In some respects, we can! Some of the blueprint in selling has not changed.

Customers will require a robust business case more than ever, and all expenditure, especially un-budgeted costs, will go straight to the very top of any organisation.

However, the customer champion landscape has changed.

[Note: MEDDIC definition of a champion = someone with power and influence, who will fight for the cause.]

Personally, I think there are a couple of tweaks we need to consider in our approach when now on identifying these champions:

  • Our old champions – may have reduced power
  • Customer to customer interactions have changed and formalised

Firstly, we must not assume people will operate the same way they always have.

People are changing roles on the fly plus customer governance has tightened.

So, if you’ve had a customer champion in the past, best check in that they still are / could be a champion in the future.

Also, remote working has considerably formalised many of these internal conversations with our customers — so there is now a real need to understand how the customer operates day to day, to identify those who could be your champion.
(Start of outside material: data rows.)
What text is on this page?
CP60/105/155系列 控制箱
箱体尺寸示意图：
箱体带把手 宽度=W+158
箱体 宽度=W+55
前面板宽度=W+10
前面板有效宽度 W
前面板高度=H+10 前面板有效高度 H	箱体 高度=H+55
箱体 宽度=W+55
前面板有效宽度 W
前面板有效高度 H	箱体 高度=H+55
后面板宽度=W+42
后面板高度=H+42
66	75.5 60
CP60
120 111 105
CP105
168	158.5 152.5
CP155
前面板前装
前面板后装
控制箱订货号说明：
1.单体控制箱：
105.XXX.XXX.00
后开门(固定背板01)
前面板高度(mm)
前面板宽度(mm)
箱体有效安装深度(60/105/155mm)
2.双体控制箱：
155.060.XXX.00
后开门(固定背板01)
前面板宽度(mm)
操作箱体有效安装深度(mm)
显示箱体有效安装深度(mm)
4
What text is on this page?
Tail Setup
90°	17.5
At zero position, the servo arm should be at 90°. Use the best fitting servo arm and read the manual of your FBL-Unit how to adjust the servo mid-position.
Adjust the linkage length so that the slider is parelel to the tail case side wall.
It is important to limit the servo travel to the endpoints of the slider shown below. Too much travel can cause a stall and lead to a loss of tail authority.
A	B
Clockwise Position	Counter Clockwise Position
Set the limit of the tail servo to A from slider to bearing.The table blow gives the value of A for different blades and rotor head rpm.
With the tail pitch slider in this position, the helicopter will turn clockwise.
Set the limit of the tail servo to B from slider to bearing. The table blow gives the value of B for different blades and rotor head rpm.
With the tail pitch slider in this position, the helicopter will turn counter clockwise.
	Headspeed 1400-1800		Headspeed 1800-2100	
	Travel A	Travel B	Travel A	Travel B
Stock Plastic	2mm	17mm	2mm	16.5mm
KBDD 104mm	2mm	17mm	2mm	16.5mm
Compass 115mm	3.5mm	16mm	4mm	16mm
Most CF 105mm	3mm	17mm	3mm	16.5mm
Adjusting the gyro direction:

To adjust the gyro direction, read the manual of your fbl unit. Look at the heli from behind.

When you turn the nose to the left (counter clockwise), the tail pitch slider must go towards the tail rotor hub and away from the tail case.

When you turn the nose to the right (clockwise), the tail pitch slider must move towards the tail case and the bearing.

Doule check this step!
When I say ‘how they operate’ — I am specifically referring to the meetings and forums which are happening online. Gone are the days of people hanging out, chatting, grabbing lunch together or playing golf.

There is a real need to understand those new forums and who is interacting with who, in this new environment.

With many people juggling their personal lives, home schooling and work, squeezing in a little side conversation is tricky, so understanding how the political landscape has adjusted in these times, will be imperative.

Empathy, innovation and no time for complacency

Great salespeople will continuously evolve their style — just like they did in the dot.com era and financial crisis — when economies collapsed, innovation accelerated and new opportunities emerged.

Customers need empathy and innovative thinking right now.

And those salespeople who go back to basics with a MEDDIC approach and adapt their style will make the most of these difficult times.